House to vote on NPR defunding bill Thursday

The House plans to vote Thursday on a bill that would remove funding for NPR, according to House Majority Leader Eric Cantor’s (R-Va.) office.

The House Rules Committee is expected advance
to the bill on Wednesday, clearing its way for a floor vote.

{mosads}If the legislation were enacted, it would prohibit direct federal funding to NPR, ban public radio stations from using federal funds to pay their NPR dues and prevent those stations from using federal dollars to buy programming.

The GOP has already tried to defund NPR, attaching language to their
long-term continuing resolution that would have stripped money for  the Corporation for Public Broadcasting (CPB), the entity that funds NPR and
the Public Broadcasting Service. That bill failed to clear the
Senate. 

A memo from Cantor’s office says the new bill, H.R. 1076, would
prohibit other federal funding from going to NPR. According to the memo, NPR
received over $5 million last year from the CPB, Department of
Education, Department of Commerce and the National Endowment for the
Arts.

Rules Committee Ranking Member Louise Slaughter (D-N.Y.) complained that the GOP has rushed through the bill to the floor.

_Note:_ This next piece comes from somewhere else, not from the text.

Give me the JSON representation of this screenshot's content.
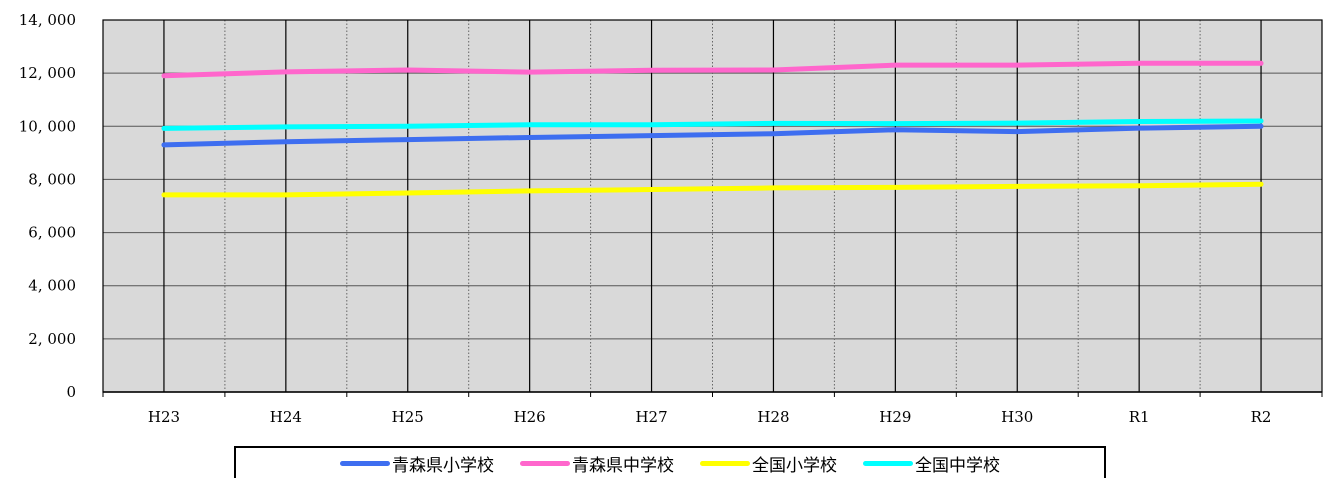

“This bill has not received one iota of input from the American public. Instead Republicans are rushing a bill through what they describe as an emergency meeting of the Rules Committee and violating their own pledge to allow 72 hours for members to ‘read the bill,'” she said in a statement. “There have been no committee hearings or markups. This is hardly the open and deliberative process we were promised by the majority.”

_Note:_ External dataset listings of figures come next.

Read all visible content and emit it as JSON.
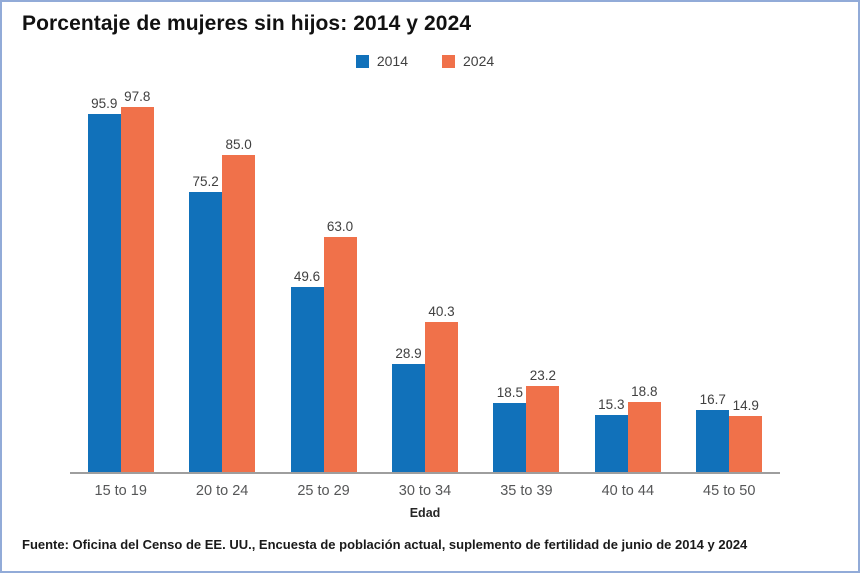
{
  "title": "Porcentaje de mujeres sin hijos: 2014 y 2024",
  "source": "Fuente: Oficina del Censo de EE. UU., Encuesta de población actual, suplemento de fertilidad de junio de 2014 y 2024",
  "colors": {
    "series_2014": "#1171ba",
    "series_2024": "#f0714a",
    "frame_border": "#92abd8",
    "axis_line": "#9e9e9e",
    "label_text": "#404040"
  },
  "chart_data": {
    "type": "bar",
    "title": "Porcentaje de mujeres sin hijos: 2014 y 2024",
    "categories": [
      "15 to 19",
      "20 to 24",
      "25 to 29",
      "30 to 34",
      "35 to 39",
      "40 to 44",
      "45 to 50"
    ],
    "series": [
      {
        "name": "2014",
        "color": "#1171ba",
        "values": [
          95.9,
          75.2,
          49.6,
          28.9,
          18.5,
          15.3,
          16.7
        ]
      },
      {
        "name": "2024",
        "color": "#f0714a",
        "values": [
          97.8,
          85.0,
          63.0,
          40.3,
          23.2,
          18.8,
          14.9
        ]
      }
    ],
    "xlabel": "Edad",
    "ylabel": "",
    "ylim": [
      0,
      100
    ],
    "grid": false,
    "legend_position": "top",
    "value_labels": true
  }
}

A slew of Republican leaders called for cuts to NPR after conservative activist James O’Keefe released video footage of an NPR fundraiser criticizing conservatives and claiming that the public radio conglomerate does not need federal funds to operate.

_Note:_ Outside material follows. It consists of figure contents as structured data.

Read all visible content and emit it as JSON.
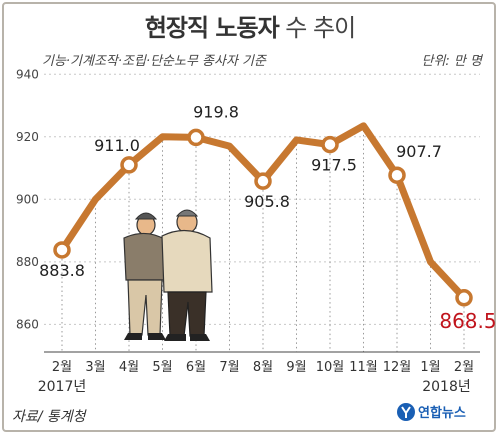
{
  "title": {
    "main": "현장직 노동자",
    "suffix": " 수 추이"
  },
  "subtitle": "기능·기계조작·조립·단순노무 종사자 기준",
  "unit": "단위: 만 명",
  "source": "자료/ 통계청",
  "logo_text": "연합뉴스",
  "colors": {
    "line": "#c77830",
    "marker_fill": "#ffffff",
    "highlight": "#c0141c",
    "grid": "#c8c8c8"
  },
  "chart_data": {
    "type": "line",
    "categories": [
      "2월",
      "3월",
      "4월",
      "5월",
      "6월",
      "7월",
      "8월",
      "9월",
      "10월",
      "11월",
      "12월",
      "1월",
      "2월"
    ],
    "years": [
      {
        "label": "2017년",
        "at_index": 0
      },
      {
        "label": "2018년",
        "at_index": 11
      }
    ],
    "values": [
      883.8,
      900.0,
      911.0,
      920.0,
      919.8,
      917.0,
      905.8,
      919.0,
      917.5,
      923.5,
      907.7,
      880.0,
      868.5
    ],
    "data_labels": [
      "883.8",
      null,
      "911.0",
      null,
      "919.8",
      null,
      "905.8",
      null,
      "917.5",
      null,
      "907.7",
      null,
      "868.5"
    ],
    "yticks": [
      860,
      880,
      900,
      920,
      940
    ],
    "ylim": [
      855,
      942
    ],
    "grid": true,
    "title": "현장직 노동자 수 추이",
    "ylabel": "",
    "xlabel": ""
  }
}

The incident led to that executive’s resignation, and to the resignation of NPR CEO Vivian Schiller. 

Republicans say the episode demonstrated that NPR shows a
left-wing bias and does not deserve federal funding, especially with the
nation facing a $1.6 trillion budget deficit. They also say that NPR has demonstrated it can survive without taxpayer funds.

Advocates for
NPR have argued that it needs the funds, and that public television and
radio stations across the country would be hurt if the GOP blocks
funding.

Even if the House were to pass the bill, sponsored by Rep. Doug Lamborn (R-Colo.), the Democratic-controlled Senate could block it. President Obama has also defended federal funds for public broadcasting.

— This post was updated at 5:03 p.m.